For most of us summertime is a busy time, just a different kind of busy than the school year offers. I find myself between livestock shows and baseball tournaments right now, along with traveling around to ag teachers' conferences. I landed in Pennsylvania to attend the NAAE Region VI Conference, and by the I got into the rental car to go to the conference location it was time for my son’s little league game, which I can listen to from an app on my phone. My son got a triple, which got me so excited that I missed the sign to turn and ended up on the turnpike, which happened to be a toll road. We don’t have toll roads in Oregon, and I'm still not sure how they work, but what I have learned is that if you do not have a ticket, they charge you for traveling the whole length of I-83. My missed road cost me $30 for the 10 miles I was on it — someone from the east coast needs to help this rural Oregon kid out!
The more I travel around and visit with ag teachers, the more I am of the opinion that all ag teachers are the same no matter where you go -- we all have the same struggles and issues. One issue that is very common is an increase of non-traditional teachers filling the ag teacher shortfall. The real concern is that these teachers seldom last very long because of issues with classroom management, learning FFA, SAE's, or being willing to collaborate in their teachers' association. Some become very successful -- I can name two -- but most non-traditional, industry-based teachers struggle with the huge learning curve in agricultural education. We have a huge growth of new teachers, and I think this is a direct result of the National Teach Ag Campaign, however these teachers are struggling as well.

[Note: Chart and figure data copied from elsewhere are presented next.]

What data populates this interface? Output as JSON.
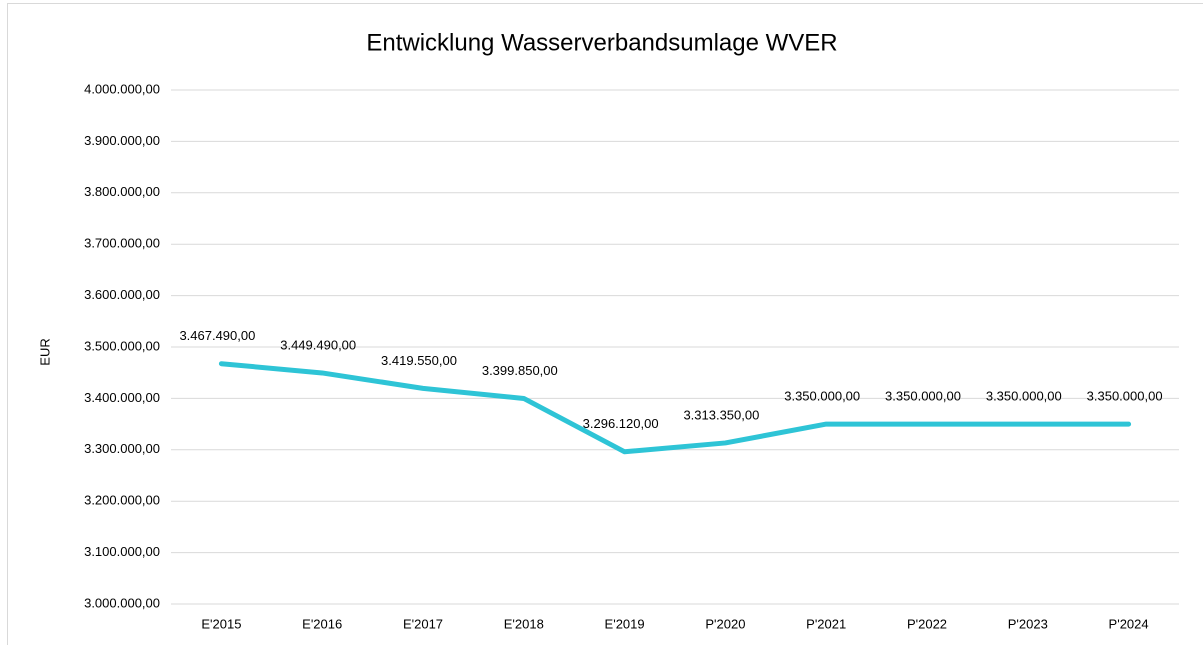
{
  "chart_data": {
    "type": "line",
    "title": "Entwicklung Wasserverbandsumlage WVER",
    "ylabel": "EUR",
    "categories": [
      "E'2015",
      "E'2016",
      "E'2017",
      "E'2018",
      "E'2019",
      "P'2020",
      "P'2021",
      "P'2022",
      "P'2023",
      "P'2024"
    ],
    "series": [
      {
        "name": "Wasserverbandsumlage",
        "color": "#2ec4d6",
        "values": [
          3467490,
          3449490,
          3419550,
          3399850,
          3296120,
          3313350,
          3350000,
          3350000,
          3350000,
          3350000
        ],
        "value_labels": [
          "3.467.490,00",
          "3.449.490,00",
          "3.419.550,00",
          "3.399.850,00",
          "3.296.120,00",
          "3.313.350,00",
          "3.350.000,00",
          "3.350.000,00",
          "3.350.000,00",
          "3.350.000,00"
        ]
      }
    ],
    "ylim": [
      3000000,
      4000000
    ],
    "yticks": [
      {
        "value": 3000000,
        "label": "3.000.000,00"
      },
      {
        "value": 3100000,
        "label": "3.100.000,00"
      },
      {
        "value": 3200000,
        "label": "3.200.000,00"
      },
      {
        "value": 3300000,
        "label": "3.300.000,00"
      },
      {
        "value": 3400000,
        "label": "3.400.000,00"
      },
      {
        "value": 3500000,
        "label": "3.500.000,00"
      },
      {
        "value": 3600000,
        "label": "3.600.000,00"
      },
      {
        "value": 3700000,
        "label": "3.700.000,00"
      },
      {
        "value": 3800000,
        "label": "3.800.000,00"
      },
      {
        "value": 3900000,
        "label": "3.900.000,00"
      },
      {
        "value": 4000000,
        "label": "4.000.000,00"
      }
    ],
    "grid": true
  }
}
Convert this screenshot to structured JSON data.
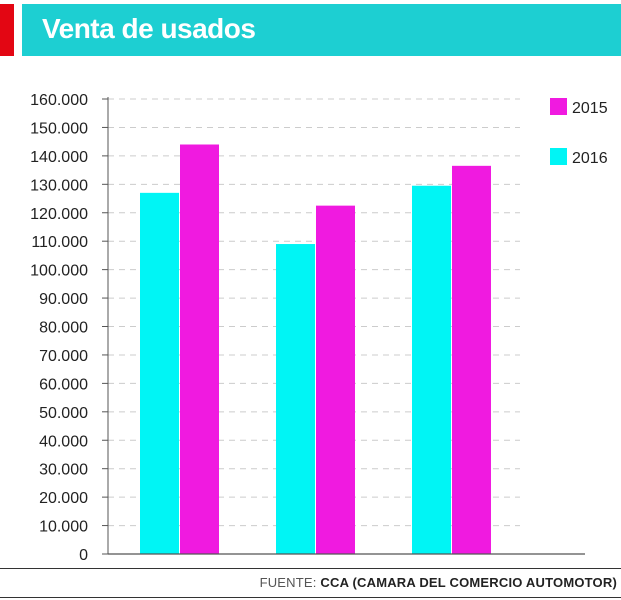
{
  "title": "Venta de usados",
  "footer": {
    "prefix": "FUENTE: ",
    "source": "CCA (CAMARA DEL COMERCIO AUTOMOTOR)"
  },
  "colors": {
    "2016": "#00f5f5",
    "2015": "#f01ae0",
    "accent": "#1dcfd2",
    "red": "#e30613"
  },
  "chart_data": {
    "type": "bar",
    "title": "Venta de usados",
    "categories": [
      "",
      "",
      ""
    ],
    "series": [
      {
        "name": "2016",
        "values": [
          127000,
          109000,
          129500
        ]
      },
      {
        "name": "2015",
        "values": [
          144000,
          122500,
          136500
        ]
      }
    ],
    "ylim": [
      0,
      160000
    ],
    "yticks": [
      0,
      10000,
      20000,
      30000,
      40000,
      50000,
      60000,
      70000,
      80000,
      90000,
      100000,
      110000,
      120000,
      130000,
      140000,
      150000,
      160000
    ],
    "ytick_labels": [
      "0",
      "10.000",
      "20.000",
      "30.000",
      "40.000",
      "50.000",
      "60.000",
      "70.000",
      "80.000",
      "90.000",
      "100.000",
      "110.000",
      "120.000",
      "130.000",
      "140.000",
      "150.000",
      "160.000"
    ],
    "legend": [
      {
        "label": "2015",
        "color": "#f01ae0"
      },
      {
        "label": "2016",
        "color": "#00f5f5"
      }
    ],
    "grid": true
  }
}
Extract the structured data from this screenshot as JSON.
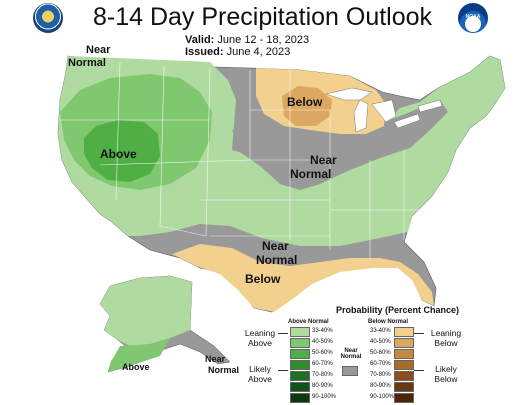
{
  "header": {
    "title": "8-14 Day Precipitation Outlook",
    "valid_label": "Valid:",
    "valid_value": "June 12 - 18, 2023",
    "issued_label": "Issued:",
    "issued_value": "June 4, 2023"
  },
  "logos": {
    "left": "doc-seal-icon",
    "right_text": "NOAA"
  },
  "map": {
    "regions": {
      "near_normal_nw": [
        "Near",
        "Normal"
      ],
      "above_west": "Above",
      "below_north": "Below",
      "near_normal_central": [
        "Near",
        "Normal"
      ],
      "near_normal_south": [
        "Near",
        "Normal"
      ],
      "below_south": "Below",
      "above_alaska": "Above",
      "near_normal_alaska": [
        "Near",
        "Normal"
      ]
    },
    "colors": {
      "above_33_40": "#b0dba0",
      "above_40_50": "#80c870",
      "above_50_60": "#4fae44",
      "near_normal": "#999999",
      "below_33_40": "#f2d08e",
      "below_40_50": "#dca760"
    }
  },
  "legend": {
    "title": "Probability (Percent Chance)",
    "above_header": "Above Normal",
    "below_header": "Below Normal",
    "near_normal_label": [
      "Near",
      "Normal"
    ],
    "above_bins": [
      {
        "label": "33-40%",
        "color": "#b0dba0"
      },
      {
        "label": "40-50%",
        "color": "#80c870"
      },
      {
        "label": "50-60%",
        "color": "#4fae44"
      },
      {
        "label": "60-70%",
        "color": "#2e8c2e"
      },
      {
        "label": "70-80%",
        "color": "#1f6d26"
      },
      {
        "label": "80-90%",
        "color": "#14521b"
      },
      {
        "label": "90-100%",
        "color": "#0b3a10"
      }
    ],
    "below_bins": [
      {
        "label": "33-40%",
        "color": "#f2d08e"
      },
      {
        "label": "40-50%",
        "color": "#dca760"
      },
      {
        "label": "50-60%",
        "color": "#c58840"
      },
      {
        "label": "60-70%",
        "color": "#a96a2c"
      },
      {
        "label": "70-80%",
        "color": "#8a4e1e"
      },
      {
        "label": "80-90%",
        "color": "#6b3814"
      },
      {
        "label": "90-100%",
        "color": "#4e2409"
      }
    ],
    "near_color": "#999999",
    "leaning_above": [
      "Leaning",
      "Above"
    ],
    "likely_above": [
      "Likely",
      "Above"
    ],
    "leaning_below": [
      "Leaning",
      "Below"
    ],
    "likely_below": [
      "Likely",
      "Below"
    ]
  }
}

So the question that I get most often is how do we as a state or a region better support these teachers? Things that I have noticed across the nation is that our professional conferences are extremely helpful if we can get the teachers there. I have witnessed that successful conferences have infused more workshops instead of tours, and this is a direct result of “needs” surveys done prior to the conferences. New teachers want the content and the how-to’s! One state I visited had three days of workshops that varied from a full day, two hours, one hour to 30 minutes, based on the emphasis from the teachers attending. This conference that I speak of had a record number of teachers attending, and I believe that was because the state leadership did an outstanding job listening to the needs of the teachers they represented and were willing to change their conference to meet their members' needs.
As the National Teach Ag Campaign is doing a great job recruiting teachers, it is our job to retain them. I believe this begins with encouraging new teacher membership in our organization. Some regions have really done an excellent job of helping preservice teachers get to state, regional and national conferences — I believe this is important because we get them into the wonderful collaboration and the family collusion that NAAE provides its members. It is no different in recruiting your freshmen to become FFA members, because if we wait until they are sophomores or juniors, they have already missed out on so much. One region that I have visited has about four universities with agricultural education degrees, that work together to provide workshops specifically for preservice teachers at the regional conference. This workshop is one day ahead of the major conference schedule, but allows preservice teachers to hear from experienced teachers from various states. This also helps the preservice teachers to learn of the jobs available, and gives them a chance to be recruited as well. This is a win-win, as these soon-to-be new teachers are getting to rub shoulders with experienced ag teachers, who tend to be the state leaders, but the experienced teachers are learning the new technology and out-of-the-box ideas from the preservice teachers.
Lastly, I truly believe the next step to support our current, new, and future teachers is to set up a mentoring system at the local and national levels. The professional growth committee is soon to roll out a national mentorship handbook that can be very beneficial to retaining teachers. As older, more-seasoned ag teachers, we have to be willing to take an active role in this process. We must be willing to mentor young and non-traditional teachers to make sure their teaching experience is as successful as our own.
The NAAE staff have been busy all summer preparing for the national conference in San Antonio this fall. This includes that includes selecting and announcing award winners, selecting workshop presenters, sponsors, speakers, organizing the many programs for ag teachers and so much more. Currently there are four interns working in the office and one in Washington D.C., serving NAAE in an advocacy role. Recently we rewrote the Communications/Marketing position to find a person that really is dialed-in on the communications part of that position, who can run the website, CoP, as well as marketing, and be able to teach ag teachers how to use all of our resources. Virtual committee meetings will be scheduled shortly as we finish up the last regional conferences, so look for those dates on CoP. The action items will be evaluated and put into action at the NAAE Board meeting in September. Summer is indeed a different kind of busy, but please take some time to refuel the flame you have for teaching!